Like Crossing, Toll looks at queerness through the eyes of the non-queer family members who alienate and marginalise them.
The synopsis implied a gritty, unpredictable crime caper, perhaps with some light and dark. Or maybe I just didn’t read it carefully enough.
Sueellen (Maeve Jinkings) is a perhaps well-meaning single mother to Antonio (Kauan Alvarenga), a happy young gay man. He has a neat line in rainbow coloured videos where he wears day-glo and make up and lip syncs. He’s like any teen, creating his life, falling in and out of love, happy with himself.
Suellen in a bid to ‘protect’ him from a cruel homophobic society, decides that conversion therapy by a charlatan priest (Isac Graça) is the best decision, even if it means putting aside her morals to afford it. That it is suggested by workmate Telma (Aline Marta Maia), whose moral code is flexible, should have been a red flag.
There are a succession of adults in Sueellen’s sphere who are accepted by society but are variously cheaters, liars, thieves and thugs. Sueellen can’t seem to see she and they are the ones needing conversion, not her son.
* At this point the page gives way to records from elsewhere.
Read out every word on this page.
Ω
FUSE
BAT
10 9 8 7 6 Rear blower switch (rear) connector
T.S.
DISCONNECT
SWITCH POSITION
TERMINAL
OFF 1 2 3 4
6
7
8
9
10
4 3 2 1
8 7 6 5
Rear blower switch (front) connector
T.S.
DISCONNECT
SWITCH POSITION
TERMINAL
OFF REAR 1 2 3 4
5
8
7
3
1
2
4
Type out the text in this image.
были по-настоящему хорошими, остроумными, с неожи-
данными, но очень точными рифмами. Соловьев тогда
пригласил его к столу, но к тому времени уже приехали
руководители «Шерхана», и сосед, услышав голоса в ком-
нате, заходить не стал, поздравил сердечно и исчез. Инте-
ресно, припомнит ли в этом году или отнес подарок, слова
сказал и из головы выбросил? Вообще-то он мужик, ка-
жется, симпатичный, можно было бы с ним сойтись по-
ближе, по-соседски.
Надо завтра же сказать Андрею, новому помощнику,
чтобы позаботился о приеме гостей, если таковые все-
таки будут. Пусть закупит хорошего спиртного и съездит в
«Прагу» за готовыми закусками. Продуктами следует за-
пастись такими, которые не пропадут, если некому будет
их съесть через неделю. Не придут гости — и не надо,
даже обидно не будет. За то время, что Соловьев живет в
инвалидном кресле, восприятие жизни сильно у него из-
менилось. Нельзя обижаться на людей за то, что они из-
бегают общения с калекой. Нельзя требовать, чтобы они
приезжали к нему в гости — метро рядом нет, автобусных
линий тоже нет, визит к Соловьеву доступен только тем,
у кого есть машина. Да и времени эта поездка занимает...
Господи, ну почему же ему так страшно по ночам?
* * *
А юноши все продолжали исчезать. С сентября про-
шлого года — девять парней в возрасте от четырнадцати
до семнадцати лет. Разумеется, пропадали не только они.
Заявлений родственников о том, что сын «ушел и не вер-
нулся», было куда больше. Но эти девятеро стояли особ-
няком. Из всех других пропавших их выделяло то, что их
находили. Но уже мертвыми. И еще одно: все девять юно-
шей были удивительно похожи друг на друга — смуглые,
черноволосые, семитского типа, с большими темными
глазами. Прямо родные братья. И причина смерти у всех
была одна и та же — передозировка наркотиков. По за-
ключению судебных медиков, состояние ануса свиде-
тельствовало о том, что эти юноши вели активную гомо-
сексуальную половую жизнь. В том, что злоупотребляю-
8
The therapy is deliberately ludicrous with families drinking the ‘genital juice’ of the opposite gender – it’s ok it’s been pasteurised – and young gay people having to turn plasticine penises into vulvas and vice versa.
Perhaps we are supposed to see this as a social critique but it is so relentlessly dour that any redemption is elusive. The final scene is so heartbreaking that I was looking for the moment of love and humility that we got from Lia in Crossing. Some light in the dark. But no.
I don’t really read up on MIFF films before I see them (which can lead to some happy and unhappy surprises) so I realise only now that director Carolina Marciewicz also made Charcoal (2022) which left me with a similar sense of disappointment.